Ces discussions surviennent alors que la guerre entre les États-Unis et l'Iran et les armes envoyées à l'Ukraine au cours des trois dernières années ont épuisé les stocks de munitions américains. L'administration Trump prévoyait de rencontrer la semaine dernière les dirigeants des plus grands contractants de la défense américains à la Maison-Blanche pour discuter de l'accélération de la production, a rapporté Reuters le 10 juin. Le potentiel rapprochement entre GM et Lockheed donnerait au leader de la défense un accès à une capacité de fabrication à l'échelle de l'industrie automobile — un modèle qui reflète le partenariat sur les véhicules militaires entre Renault et Thales annoncé lundi au salon Eurosatory à Paris, où plus de 2 600 exposants de 68 pays se sont réunis.

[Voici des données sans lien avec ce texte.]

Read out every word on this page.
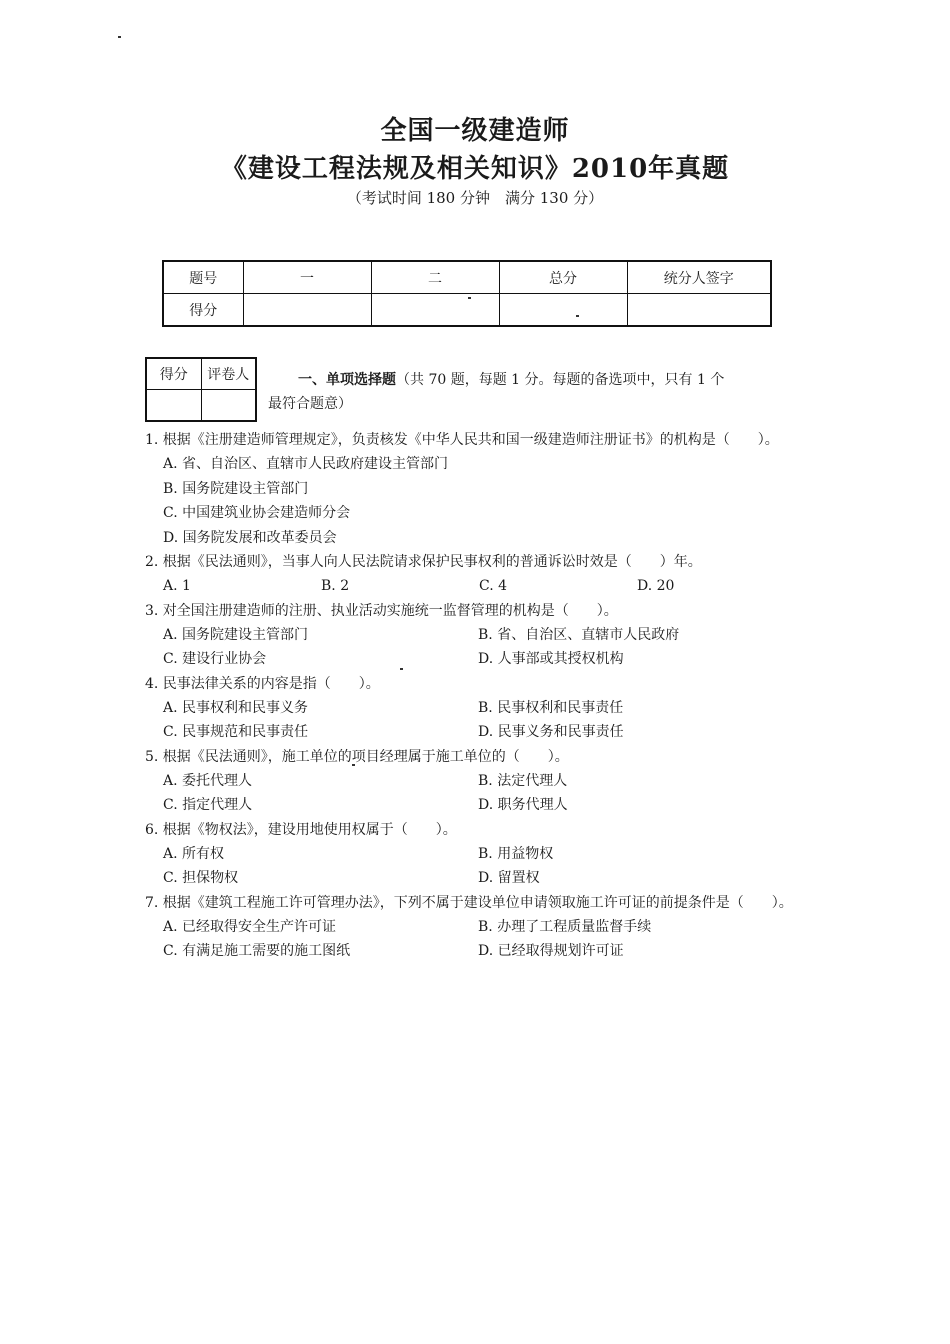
全国一级建造师
《建设工程法规及相关知识》2010年真题
（考试时间 180 分钟　满分 130 分）
题号	一	二	总分	统分人签字
得分				
得分	评卷人
		一、单项选择题（共 70 题，每题 1 分。每题的备选项中，只有 1 个
最符合题意）
1. 根据《注册建造师管理规定》，负责核发《中华人民共和国一级建造师注册证书》的机构是（　　）。
A. 省、自治区、直辖市人民政府建设主管部门
B. 国务院建设主管部门
C. 中国建筑业协会建造师分会
D. 国务院发展和改革委员会
2. 根据《民法通则》，当事人向人民法院请求保护民事权利的普通诉讼时效是（　　）年。
A. 1	B. 2	C. 4	D. 20
3. 对全国注册建造师的注册、执业活动实施统一监督管理的机构是（　　）。
A. 国务院建设主管部门	B. 省、自治区、直辖市人民政府
C. 建设行业协会	D. 人事部或其授权机构
4. 民事法律关系的内容是指（　　）。
A. 民事权利和民事义务	B. 民事权利和民事责任
C. 民事规范和民事责任	D. 民事义务和民事责任
5. 根据《民法通则》，施工单位的项目经理属于施工单位的（　　）。
A. 委托代理人	B. 法定代理人
C. 指定代理人	D. 职务代理人
6. 根据《物权法》，建设用地使用权属于（　　）。
A. 所有权	B. 用益物权
C. 担保物权	D. 留置权
7. 根据《建筑工程施工许可管理办法》，下列不属于建设单位申请领取施工许可证的前提条件是（　　）。
A. 已经取得安全生产许可证	B. 办理了工程质量监督手续
C. 有满足施工需要的施工图纸	D. 已经取得规划许可证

Ce virage reflète un changement structurel plus large de la base industrielle de défense. Le plan ReArm Europe de l'Union européenne, adopté en mars 2025, vise à mobiliser environ 800 milliards d'euros d'investissements dans la défense d'ici 2029, combinant une flexibilité budgétaire pour les États membres avec un instrument de prêt de 150 milliards d'euros soutenu par l'UE, appelé Security Action for Europe. À l'Eurosatory, qui a ouvert ses portes lundi au Parc des Expositions de Paris-Nord Villepinte, Renault Group et Thales ont dévoilé leur propre collaboration sur les véhicules militaires, tandis que l'entrée potentielle de General Motors dans les chaînes d'approvisionnement de la défense signale que la frontière entre la fabrication automobile civile et la production militaire se réduit des deux côtés de l'Atlantique.
Pour GM, cette démarche représenterait une diversification stratégique au-delà de son cœur de métier automobile à un moment où l'entreprise fait face à une pression liée au ralentissement de l'adoption des véhicules électriques et à la hausse des coûts des matières premières. L'empreinte industrielle du constructeur basé à Détroit — qui comprend des usines de moteurs, des installations de transmission et des chaînes d'assemblage à travers l'Amérique du Nord — pourrait être réaffectée à la production de défense sans les dépenses d'investissement nécessaires à la construction de nouvelles installations. Lockheed, le plus grand contractant de la défense mondial en termes de chiffre d'affaires, cherche à élargir sa base de fournisseurs alors que le Pentagone pousse à un réapprovisionnement plus rapide des munitions. Le budget de la défense américain pour l'exercice 2026, encore en cours de négociation, devrait inclure des augmentations significatives pour l'achat de munitions, selon les documents budgétaires du Congrès.